Issue extracting text from PDF with newer Aspose.PDF for .NET reference

We are updating an older tool we have from .NET Framework to .NET (.NET 8 in this case). At the same time, we are updating to the latest version of the Aspose.PDF reference. With the newer reference, it is throwing an exception when trying to extract text from some of the PDF pages. There were no issues extracting text using our existing tool coded against an older version of the package.

The exception is:

System.ArgumentNullException: Value cannot be null. (Parameter 'collection')
   at System.Collections.Generic.List`1.AddRange(IEnumerable`1 collection)
   at #=zm5lWF53b9CaGKQrgSaSBNjBjMhuumDV3AircRarR$Lx8pkCn177JYJk=.#=zkkqtmUY=(Page #=zoxu0zJc=)
   at #=zM8gldwPuW51LR$FlICwXkb$yHCyth2rLrrLvIU$LskEQ5vvAsCyhNK88OfaZ.#=zTikALPKBYtKS(BaseOperatorCollection #=zp9aiJKQ=, Resources #=zBZJECh4=, Page #=zoxu0zJc=, Rectangle #=zEE8cWxPSz4AE)
   at #=zM8gldwPuW51LR$FlICwXkb$yHCyth2rLrrLvIU$LskEQ5vvAsCyhNK88OfaZ.#=zTikALPKBYtKS(BaseOperatorCollection #=zp9aiJKQ=, Resources #=zBZJECh4=, Rectangle #=zEE8cWxPSz4AE)
   at #=zM8gldwPuW51LR$FlICwXkb$yHCyth2rLrrLvIU$LskEQ5vvAsCyhNK88OfaZ.#=z8EuYod0=(Boolean #=zvEkNy4S31USy)
   at #=zM8gldwPuW51LR$FlICwXkb$yHCyth2rLrrLvIU$LskEQ5vvAsCyhNK88OfaZ..ctor(Page #=zoxu0zJc=, TextSearchOptions #=zCVmokbMRVfgv, Boolean #=zxbF$h2l6Ovnr)
   at #=zM8gldwPuW51LR$FlICwXkb$yHCyth2rLrrLvIU$LskEQ5vvAsCyhNK88OfaZ..ctor(Page #=zoxu0zJc=, TextSearchOptions #=zCVmokbMRVfgv)
   at Aspose.Pdf.Text.TextFragmentAbsorber.Visit(Page page)
   at Bug.Program.Main(String[] args) in C:\Scratch\AsposeBug\Bug\Bug\Program.cs:line 27

In diagnosing this, we notice the exception is thrown starting with the 23.11 version of the package. Prior versions seem to successfully read all pages.

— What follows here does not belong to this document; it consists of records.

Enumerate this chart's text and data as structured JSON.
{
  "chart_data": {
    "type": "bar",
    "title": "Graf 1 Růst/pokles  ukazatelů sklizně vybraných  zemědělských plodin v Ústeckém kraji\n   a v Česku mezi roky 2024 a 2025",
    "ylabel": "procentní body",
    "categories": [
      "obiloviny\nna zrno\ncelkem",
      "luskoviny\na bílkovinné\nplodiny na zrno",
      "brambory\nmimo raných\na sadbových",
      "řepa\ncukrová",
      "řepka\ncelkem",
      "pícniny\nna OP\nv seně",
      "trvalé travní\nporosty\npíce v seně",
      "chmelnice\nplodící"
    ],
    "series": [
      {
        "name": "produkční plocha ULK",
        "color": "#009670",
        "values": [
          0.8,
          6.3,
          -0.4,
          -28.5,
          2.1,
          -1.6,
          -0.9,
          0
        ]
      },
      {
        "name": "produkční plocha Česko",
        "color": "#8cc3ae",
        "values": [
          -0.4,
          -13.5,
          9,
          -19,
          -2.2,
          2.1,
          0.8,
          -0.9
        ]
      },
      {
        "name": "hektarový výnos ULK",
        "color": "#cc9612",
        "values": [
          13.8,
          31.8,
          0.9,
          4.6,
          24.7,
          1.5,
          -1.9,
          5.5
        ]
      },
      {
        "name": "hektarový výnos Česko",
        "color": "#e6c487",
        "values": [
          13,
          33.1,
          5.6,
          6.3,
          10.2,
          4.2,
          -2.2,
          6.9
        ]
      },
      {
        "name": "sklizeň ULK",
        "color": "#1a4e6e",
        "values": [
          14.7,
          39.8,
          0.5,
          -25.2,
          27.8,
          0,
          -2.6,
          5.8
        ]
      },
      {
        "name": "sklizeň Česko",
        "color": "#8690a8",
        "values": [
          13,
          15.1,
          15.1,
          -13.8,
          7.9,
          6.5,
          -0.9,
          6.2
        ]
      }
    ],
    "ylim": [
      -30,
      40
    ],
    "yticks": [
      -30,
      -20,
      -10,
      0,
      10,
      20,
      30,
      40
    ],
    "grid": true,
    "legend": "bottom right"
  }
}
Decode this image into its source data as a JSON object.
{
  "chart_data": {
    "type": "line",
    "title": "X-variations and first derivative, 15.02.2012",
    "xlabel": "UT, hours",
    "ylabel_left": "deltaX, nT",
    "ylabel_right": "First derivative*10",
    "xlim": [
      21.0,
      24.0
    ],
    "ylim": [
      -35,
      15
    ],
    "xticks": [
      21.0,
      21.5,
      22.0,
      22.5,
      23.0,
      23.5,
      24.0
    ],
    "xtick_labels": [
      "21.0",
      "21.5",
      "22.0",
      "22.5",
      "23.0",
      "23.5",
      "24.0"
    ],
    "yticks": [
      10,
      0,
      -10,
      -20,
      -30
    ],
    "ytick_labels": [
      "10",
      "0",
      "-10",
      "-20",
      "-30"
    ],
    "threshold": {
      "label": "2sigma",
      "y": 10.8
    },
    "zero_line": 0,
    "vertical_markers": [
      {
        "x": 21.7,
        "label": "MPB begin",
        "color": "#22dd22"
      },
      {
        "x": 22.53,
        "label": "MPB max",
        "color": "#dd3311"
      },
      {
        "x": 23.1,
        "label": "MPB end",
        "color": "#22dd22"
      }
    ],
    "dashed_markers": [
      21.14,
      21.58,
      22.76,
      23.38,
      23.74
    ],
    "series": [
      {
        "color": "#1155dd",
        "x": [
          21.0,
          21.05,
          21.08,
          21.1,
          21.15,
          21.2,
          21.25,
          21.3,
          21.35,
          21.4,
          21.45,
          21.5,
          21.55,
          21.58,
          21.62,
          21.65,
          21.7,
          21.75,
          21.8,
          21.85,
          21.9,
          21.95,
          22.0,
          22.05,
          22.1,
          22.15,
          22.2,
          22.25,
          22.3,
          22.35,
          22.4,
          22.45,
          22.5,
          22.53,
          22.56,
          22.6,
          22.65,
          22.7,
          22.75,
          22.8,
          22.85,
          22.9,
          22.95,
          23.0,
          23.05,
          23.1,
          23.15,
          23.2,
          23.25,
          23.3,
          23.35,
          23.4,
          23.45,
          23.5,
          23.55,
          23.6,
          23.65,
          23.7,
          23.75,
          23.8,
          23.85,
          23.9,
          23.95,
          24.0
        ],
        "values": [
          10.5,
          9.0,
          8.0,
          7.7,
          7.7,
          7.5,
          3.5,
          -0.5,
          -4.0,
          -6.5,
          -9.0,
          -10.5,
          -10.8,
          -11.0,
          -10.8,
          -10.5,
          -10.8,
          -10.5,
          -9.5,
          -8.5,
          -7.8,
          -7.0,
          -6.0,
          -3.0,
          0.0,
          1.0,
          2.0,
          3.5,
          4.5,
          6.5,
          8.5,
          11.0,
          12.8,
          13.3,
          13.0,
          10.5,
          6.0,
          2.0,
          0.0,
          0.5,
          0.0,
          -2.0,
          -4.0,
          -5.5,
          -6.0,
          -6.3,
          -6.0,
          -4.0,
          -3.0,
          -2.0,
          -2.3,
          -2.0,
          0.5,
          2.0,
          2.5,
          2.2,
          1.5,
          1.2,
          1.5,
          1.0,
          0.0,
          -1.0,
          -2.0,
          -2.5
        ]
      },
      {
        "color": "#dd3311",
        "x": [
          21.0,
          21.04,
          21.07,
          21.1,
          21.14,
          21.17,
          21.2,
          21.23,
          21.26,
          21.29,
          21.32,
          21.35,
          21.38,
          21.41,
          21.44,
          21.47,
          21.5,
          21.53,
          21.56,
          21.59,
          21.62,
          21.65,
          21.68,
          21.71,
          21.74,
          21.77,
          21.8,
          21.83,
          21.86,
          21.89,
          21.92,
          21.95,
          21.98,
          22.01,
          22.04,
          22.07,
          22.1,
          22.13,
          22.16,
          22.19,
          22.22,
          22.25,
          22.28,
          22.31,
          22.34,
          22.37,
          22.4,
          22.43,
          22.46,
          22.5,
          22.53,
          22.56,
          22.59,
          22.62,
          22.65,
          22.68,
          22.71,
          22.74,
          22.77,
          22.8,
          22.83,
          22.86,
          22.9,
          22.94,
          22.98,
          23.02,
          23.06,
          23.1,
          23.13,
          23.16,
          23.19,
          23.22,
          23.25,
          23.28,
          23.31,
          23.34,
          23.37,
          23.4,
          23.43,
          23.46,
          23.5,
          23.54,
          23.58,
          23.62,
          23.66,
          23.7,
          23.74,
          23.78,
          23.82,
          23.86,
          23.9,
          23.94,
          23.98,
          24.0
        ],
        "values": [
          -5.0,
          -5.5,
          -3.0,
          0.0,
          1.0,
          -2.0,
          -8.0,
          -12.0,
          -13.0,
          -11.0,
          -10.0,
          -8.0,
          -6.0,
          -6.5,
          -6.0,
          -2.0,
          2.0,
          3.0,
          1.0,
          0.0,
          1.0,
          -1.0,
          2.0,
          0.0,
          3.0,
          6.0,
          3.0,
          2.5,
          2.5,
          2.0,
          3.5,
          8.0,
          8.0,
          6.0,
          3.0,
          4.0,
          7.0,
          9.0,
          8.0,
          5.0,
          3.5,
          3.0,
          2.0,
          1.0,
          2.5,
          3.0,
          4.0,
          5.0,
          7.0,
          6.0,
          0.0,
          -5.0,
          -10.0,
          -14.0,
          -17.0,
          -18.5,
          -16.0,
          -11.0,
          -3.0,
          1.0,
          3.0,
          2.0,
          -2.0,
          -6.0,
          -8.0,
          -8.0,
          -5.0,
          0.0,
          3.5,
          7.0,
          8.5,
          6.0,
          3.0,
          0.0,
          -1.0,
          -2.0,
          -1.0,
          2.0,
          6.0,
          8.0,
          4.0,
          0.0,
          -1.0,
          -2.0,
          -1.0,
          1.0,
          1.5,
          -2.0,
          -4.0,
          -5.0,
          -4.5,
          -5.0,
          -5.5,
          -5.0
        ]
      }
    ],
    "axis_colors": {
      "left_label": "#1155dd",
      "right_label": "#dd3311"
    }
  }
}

I’ve attached an small example project that has the issue including a PDF where 3 of the pages are getting the exception thrown by the TextFragmentAbsorber as we are looping through the pages and extracting text.

Bug.zip (112.2 KB)

Thanks

@kevin.coon

We are checking it and will get back to you shortly.

@kevin.coon

We have opened the following new ticket(s) in our internal issue tracking system and will deliver their fixes according to the terms mentioned in Free Support Policies.

Issue ID(s): PDFNET-60177

You can obtain Paid Support Services if you need support on a priority basis, along with the direct access to our Paid Support management team.